Follensbee has been walking these mountains for years — not just on trails, but also bushwhacking. He’s been surprised, he said, at how far the hum of motorcycles and cars can carry.
It’s a problem because he enjoys the adventures as a meditative experience, to get away from the stress of the workweek. Follensbee works a full-time job and said he gets one day a week to hike, maybe two if he’s lucky. So, this summer, he’s been devoting himself to mapping out the most isolated places, acoustically, in the mountains.
What he’s learning is it’s not always where you’d expect.
One day recently, I hit the woods with him to get a sense of what he hears. Along the way, we met a couple coming down the trail in other direction. As we described what Follensbee’s doing, looking for quiet, Jerome Marcy jumped in.
“I would suggest West Bond,” he said. That’s about the most quiet mountain I’ve been on.”
Follensbee smiled and nodded along. They were speaking the same language.
“I think people think about it,” he said. “And we come to similar conclusions like - oh yea, this peak is not as loud as other peaks, and some peaks are just notorious for being loud.”
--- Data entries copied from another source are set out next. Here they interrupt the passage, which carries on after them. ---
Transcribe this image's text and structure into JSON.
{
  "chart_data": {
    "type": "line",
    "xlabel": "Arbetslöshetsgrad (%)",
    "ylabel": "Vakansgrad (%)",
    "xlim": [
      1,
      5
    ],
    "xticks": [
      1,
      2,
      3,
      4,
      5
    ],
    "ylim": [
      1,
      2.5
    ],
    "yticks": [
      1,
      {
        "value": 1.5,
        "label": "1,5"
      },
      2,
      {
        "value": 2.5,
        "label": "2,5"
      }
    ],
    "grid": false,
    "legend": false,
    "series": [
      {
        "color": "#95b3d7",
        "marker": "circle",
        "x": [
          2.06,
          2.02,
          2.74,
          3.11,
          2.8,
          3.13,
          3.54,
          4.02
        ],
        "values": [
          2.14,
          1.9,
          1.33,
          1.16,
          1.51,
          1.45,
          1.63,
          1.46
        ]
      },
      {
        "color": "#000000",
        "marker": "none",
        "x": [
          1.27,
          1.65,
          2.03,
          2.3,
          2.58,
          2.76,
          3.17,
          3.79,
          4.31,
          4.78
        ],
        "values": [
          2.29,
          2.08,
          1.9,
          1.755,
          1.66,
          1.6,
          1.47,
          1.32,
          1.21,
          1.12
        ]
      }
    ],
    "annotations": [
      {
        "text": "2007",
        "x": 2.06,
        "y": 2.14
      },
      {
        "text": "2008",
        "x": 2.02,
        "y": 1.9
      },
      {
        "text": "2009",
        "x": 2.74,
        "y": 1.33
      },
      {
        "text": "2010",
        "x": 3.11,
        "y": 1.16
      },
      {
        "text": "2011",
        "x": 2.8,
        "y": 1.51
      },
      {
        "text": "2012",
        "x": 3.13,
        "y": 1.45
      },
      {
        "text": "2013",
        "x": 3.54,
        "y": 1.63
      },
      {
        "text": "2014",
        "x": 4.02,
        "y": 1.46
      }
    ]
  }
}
Later, as we continued on, we ran into another group. Among them, Joseph Salvatore Prezioso was in town from Boston, where he lives. Sound is something he thinks about quite a lot, too, he said. All the noise in the city drives him crazy.
He was disappointed on a recent hike on Cannon Mountain to hear the road sounds echoing from below.
Finding true quiet is hard to do. The National Park Service did a big sound survey several years ago, mapping noise levels across the U.S. Follensbee has been playing with that data, trying to see if it’ll help him in the Whites, but he said the NPS figures don’t have high enough resolution to distinguish between peaks or trails.
So instead, he’s making observations on the ground. What he’s learning is it can be key not only to get distance from a road, but also to be buffered by some good, solid rock — a peak or a ridge — to create something of an acoustic nest. That’s true even on a summit. If there are higher peaks around you, it’ll be quieter than a spot at the same altitude, but with nothing around.
This calculation can be tricky because the Whites are crisscrossed by highways. Airplanes fly overhead. And the cog railway makes noise as it chugs up and down Mt. Washington.
But even the quest itself has been eye opening for Follensbee. The more he’s been listening, he said, the more he hears.